Thursday, January 22, 2015
I've been paying lots of attention to the light recently. During the day, I'm stuck in a my new office that doesn't really have windows, so all of the light we see is artificial. Then I walk to my car and see how the setting sun gives the sky its gold hues, reflects pinks of the clouds, and turns the mountains to purple and deep reds in the distance. The whole ride home the sky gives me a show.
Today, I was going to escape my cube and eat lunch outside, but the temperature wasn't reliable, and I'm already cold. So I found a new nook by the large windows in the lobby. The seat was warmed from the light. I ate salad and read some assigned stories for a class I'm taking - fiction and poetry, which is a relief after some of the technical science I read for work. It might have been the words, but I think it was also the light that helped me feel something different. I had some new ideas, whereas recently I've felt a bit stuck and uninspired creatively. Even these words now are coming slowly and a bit stilted. But today was a direction: stay in the light.
Thursday, January 8, 2015
The year has started off a bit stark for me. I sat pen in hand, prayer on tongue, eyes on the sky, but not much came in the way of lists or brainstorms or hopes for the new year. So I'm taking a cue from the earth: just let it sit fallow for a while. I think I've written about that here before -- how in some parts of the country, the empty branches and snow-blanketed grass feel like perfect company for this time of year. Because somewhere under there, the ground is turning, preparing to nurture all those seeds to be dropped in the upcoming months.

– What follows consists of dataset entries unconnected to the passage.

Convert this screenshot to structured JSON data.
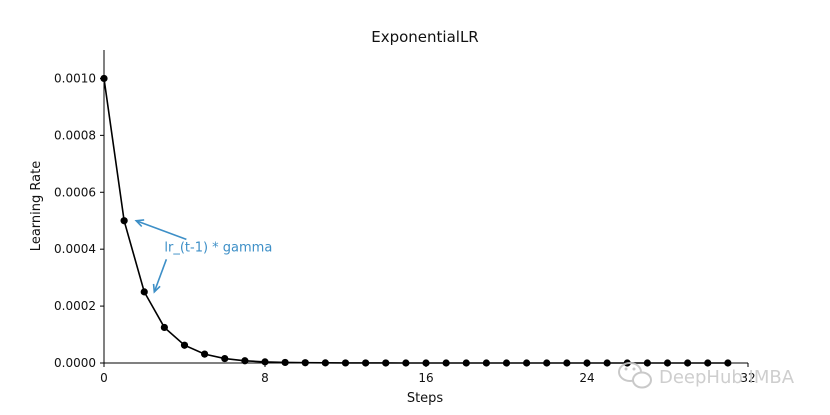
{
  "chart_data": {
    "type": "line",
    "title": "ExponentialLR",
    "xlabel": "Steps",
    "ylabel": "Learning Rate",
    "xlim": [
      0,
      32
    ],
    "ylim": [
      0,
      0.0011
    ],
    "x_ticks": [
      0,
      8,
      16,
      24,
      32
    ],
    "x_tick_labels": [
      "0",
      "8",
      "16",
      "24",
      "32"
    ],
    "y_ticks": [
      0,
      0.0002,
      0.0004,
      0.0006,
      0.0008,
      0.001
    ],
    "y_tick_labels": [
      "0.0000",
      "0.0002",
      "0.0004",
      "0.0006",
      "0.0008",
      "0.0010"
    ],
    "grid": false,
    "series": [
      {
        "color": "#000000",
        "marker": "circle",
        "x": [
          0,
          1,
          2,
          3,
          4,
          5,
          6,
          7,
          8,
          9,
          10,
          11,
          12,
          13,
          14,
          15,
          16,
          17,
          18,
          19,
          20,
          21,
          22,
          23,
          24,
          25,
          26,
          27,
          28,
          29,
          30,
          31
        ],
        "y": [
          0.001,
          0.0005,
          0.00025,
          0.000125,
          6.25e-05,
          3.125e-05,
          1.5625e-05,
          7.8125e-06,
          3.9063e-06,
          1.9531e-06,
          9.766e-07,
          4.883e-07,
          2.441e-07,
          1.221e-07,
          6.1e-08,
          3.05e-08,
          1.53e-08,
          7.6e-09,
          3.8e-09,
          1.9e-09,
          1e-09,
          5e-10,
          2e-10,
          1e-10,
          1e-10,
          0,
          0,
          0,
          0,
          0,
          0,
          0
        ]
      }
    ],
    "annotation": {
      "text": "lr_(t-1) * gamma",
      "color": "#3d8fc7",
      "arrow_targets": [
        {
          "x": 1.6,
          "y": 0.0005
        },
        {
          "x": 2.5,
          "y": 0.00025
        }
      ],
      "text_anchor": {
        "x": 3,
        "y": 0.00041
      }
    }
  },
  "watermark": {
    "text": "DeepHub IMBA",
    "icon": "wechat-icon"
  }
}
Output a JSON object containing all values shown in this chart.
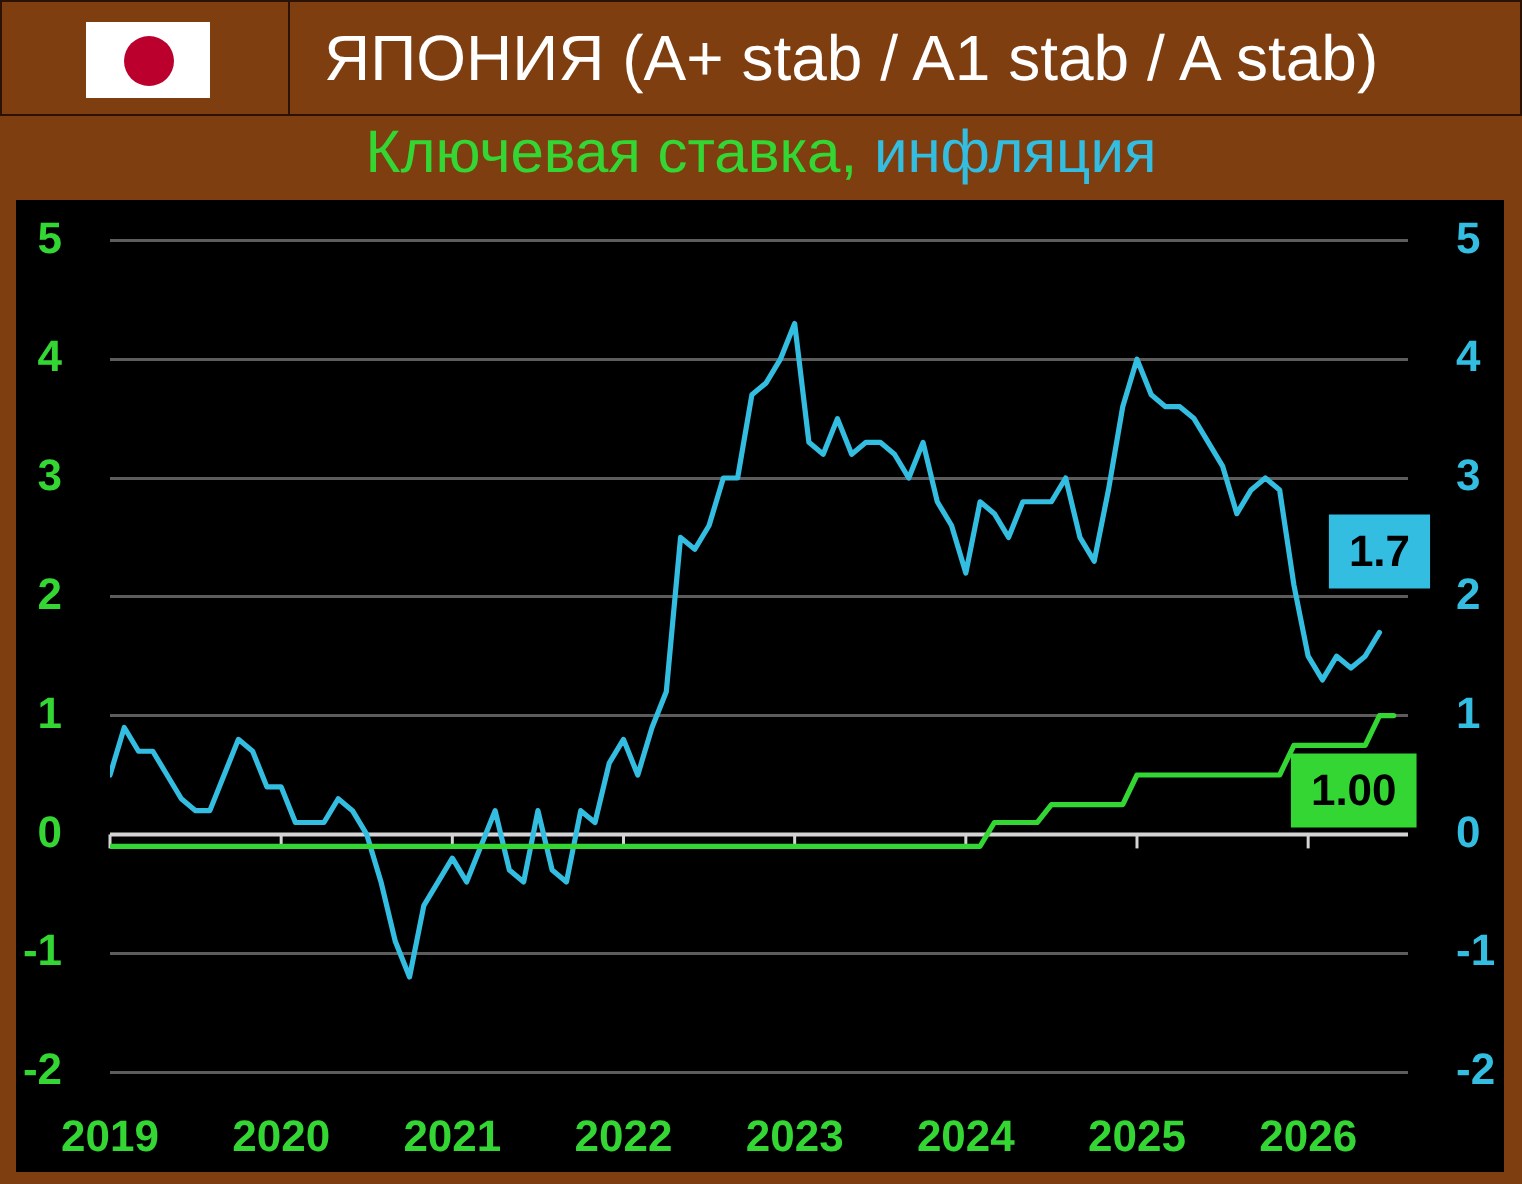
{
  "chart_data": {
    "type": "line",
    "title": "ЯПОНИЯ (A+ stab / A1 stab / A stab)",
    "legend": "top",
    "grid": "y",
    "marker": "none",
    "x": [
      "2019-01",
      "2019-02",
      "2019-03",
      "2019-04",
      "2019-05",
      "2019-06",
      "2019-07",
      "2019-08",
      "2019-09",
      "2019-10",
      "2019-11",
      "2019-12",
      "2020-01",
      "2020-02",
      "2020-03",
      "2020-04",
      "2020-05",
      "2020-06",
      "2020-07",
      "2020-08",
      "2020-09",
      "2020-10",
      "2020-11",
      "2020-12",
      "2021-01",
      "2021-02",
      "2021-03",
      "2021-04",
      "2021-05",
      "2021-06",
      "2021-07",
      "2021-08",
      "2021-09",
      "2021-10",
      "2021-11",
      "2021-12",
      "2022-01",
      "2022-02",
      "2022-03",
      "2022-04",
      "2022-05",
      "2022-06",
      "2022-07",
      "2022-08",
      "2022-09",
      "2022-10",
      "2022-11",
      "2022-12",
      "2023-01",
      "2023-02",
      "2023-03",
      "2023-04",
      "2023-05",
      "2023-06",
      "2023-07",
      "2023-08",
      "2023-09",
      "2023-10",
      "2023-11",
      "2023-12",
      "2024-01",
      "2024-02",
      "2024-03",
      "2024-04",
      "2024-05",
      "2024-06",
      "2024-07",
      "2024-08",
      "2024-09",
      "2024-10",
      "2024-11",
      "2024-12",
      "2025-01",
      "2025-02",
      "2025-03",
      "2025-04",
      "2025-05",
      "2025-06",
      "2025-07",
      "2025-08",
      "2025-09",
      "2025-10",
      "2025-11",
      "2025-12",
      "2026-01",
      "2026-02",
      "2026-03",
      "2026-04",
      "2026-05",
      "2026-06",
      "2026-07"
    ],
    "xlim": [
      "2019-01",
      "2026-08"
    ],
    "xticks": [
      "2019",
      "2020",
      "2021",
      "2022",
      "2023",
      "2024",
      "2025",
      "2026"
    ],
    "ylim": [
      -2,
      5
    ],
    "yticks": [
      -2,
      -1,
      0,
      1,
      2,
      3,
      4,
      5
    ],
    "y2lim": [
      -2,
      5
    ],
    "y2ticks": [
      -2,
      -1,
      0,
      1,
      2,
      3,
      4,
      5
    ],
    "series": [
      {
        "name": "Ключевая ставка,",
        "color": "#33d633",
        "values": [
          -0.1,
          -0.1,
          -0.1,
          -0.1,
          -0.1,
          -0.1,
          -0.1,
          -0.1,
          -0.1,
          -0.1,
          -0.1,
          -0.1,
          -0.1,
          -0.1,
          -0.1,
          -0.1,
          -0.1,
          -0.1,
          -0.1,
          -0.1,
          -0.1,
          -0.1,
          -0.1,
          -0.1,
          -0.1,
          -0.1,
          -0.1,
          -0.1,
          -0.1,
          -0.1,
          -0.1,
          -0.1,
          -0.1,
          -0.1,
          -0.1,
          -0.1,
          -0.1,
          -0.1,
          -0.1,
          -0.1,
          -0.1,
          -0.1,
          -0.1,
          -0.1,
          -0.1,
          -0.1,
          -0.1,
          -0.1,
          -0.1,
          -0.1,
          -0.1,
          -0.1,
          -0.1,
          -0.1,
          -0.1,
          -0.1,
          -0.1,
          -0.1,
          -0.1,
          -0.1,
          -0.1,
          -0.1,
          0.1,
          0.1,
          0.1,
          0.1,
          0.25,
          0.25,
          0.25,
          0.25,
          0.25,
          0.25,
          0.5,
          0.5,
          0.5,
          0.5,
          0.5,
          0.5,
          0.5,
          0.5,
          0.5,
          0.5,
          0.5,
          0.75,
          0.75,
          0.75,
          0.75,
          0.75,
          0.75,
          1.0,
          1.0
        ],
        "value_labels": [
          null,
          null,
          null,
          null,
          null,
          null,
          null,
          null,
          null,
          null,
          null,
          null,
          null,
          null,
          null,
          null,
          null,
          null,
          null,
          null,
          null,
          null,
          null,
          null,
          null,
          null,
          null,
          null,
          null,
          null,
          null,
          null,
          null,
          null,
          null,
          null,
          null,
          null,
          null,
          null,
          null,
          null,
          null,
          null,
          null,
          null,
          null,
          null,
          null,
          null,
          null,
          null,
          null,
          null,
          null,
          null,
          null,
          null,
          null,
          null,
          null,
          null,
          null,
          null,
          null,
          null,
          null,
          null,
          null,
          null,
          null,
          null,
          null,
          null,
          null,
          null,
          null,
          null,
          null,
          null,
          null,
          null,
          null,
          null,
          null,
          null,
          null,
          null,
          null,
          null,
          "1.00"
        ]
      },
      {
        "name": "инфляция",
        "color": "#33bde0",
        "axis": "y2",
        "values": [
          0.5,
          0.9,
          0.7,
          0.7,
          0.5,
          0.3,
          0.2,
          0.2,
          0.5,
          0.8,
          0.7,
          0.4,
          0.4,
          0.1,
          0.1,
          0.1,
          0.3,
          0.2,
          0.0,
          -0.4,
          -0.9,
          -1.2,
          -0.6,
          -0.4,
          -0.2,
          -0.4,
          -0.1,
          0.2,
          -0.3,
          -0.4,
          0.2,
          -0.3,
          -0.4,
          0.2,
          0.1,
          0.6,
          0.8,
          0.5,
          0.9,
          1.2,
          2.5,
          2.4,
          2.6,
          3.0,
          3.0,
          3.7,
          3.8,
          4.0,
          4.3,
          3.3,
          3.2,
          3.5,
          3.2,
          3.3,
          3.3,
          3.2,
          3.0,
          3.3,
          2.8,
          2.6,
          2.2,
          2.8,
          2.7,
          2.5,
          2.8,
          2.8,
          2.8,
          3.0,
          2.5,
          2.3,
          2.9,
          3.6,
          4.0,
          3.7,
          3.6,
          3.6,
          3.5,
          3.3,
          3.1,
          2.7,
          2.9,
          3.0,
          2.9,
          2.1,
          1.5,
          1.3,
          1.5,
          1.4,
          1.5,
          1.7,
          null
        ],
        "value_labels": [
          null,
          null,
          null,
          null,
          null,
          null,
          null,
          null,
          null,
          null,
          null,
          null,
          null,
          null,
          null,
          null,
          null,
          null,
          null,
          null,
          null,
          null,
          null,
          null,
          null,
          null,
          null,
          null,
          null,
          null,
          null,
          null,
          null,
          null,
          null,
          null,
          null,
          null,
          null,
          null,
          null,
          null,
          null,
          null,
          null,
          null,
          null,
          null,
          null,
          null,
          null,
          null,
          null,
          null,
          null,
          null,
          null,
          null,
          null,
          null,
          null,
          null,
          null,
          null,
          null,
          null,
          null,
          null,
          null,
          null,
          null,
          null,
          null,
          null,
          null,
          null,
          null,
          null,
          null,
          null,
          null,
          null,
          null,
          null,
          null,
          null,
          null,
          null,
          null,
          "1.7",
          null
        ]
      }
    ]
  }
}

2014 held some big (dare I say life-changing?) moments for me: attending a writer's conference, traveling to Kenya, finishing a marathon, and another big one I can't quite announce here yet. And there were also some important commitments that I made -- like writing every day in May, like running every day between Thanksgiving and New Years Day, like refusing to tiptoe away quietly from every scary conflict that arises in me or with friends. These were daily decisions to stay the course, decisions that are still driving me forward today. 2014 was a field full of harvest. So my instinct was to quickly plant 2015 with the same. And yet every single gift of 2014 grew and appeared in its time.
And so an empty field is before me, and soon I will turn it over and let the planting begin.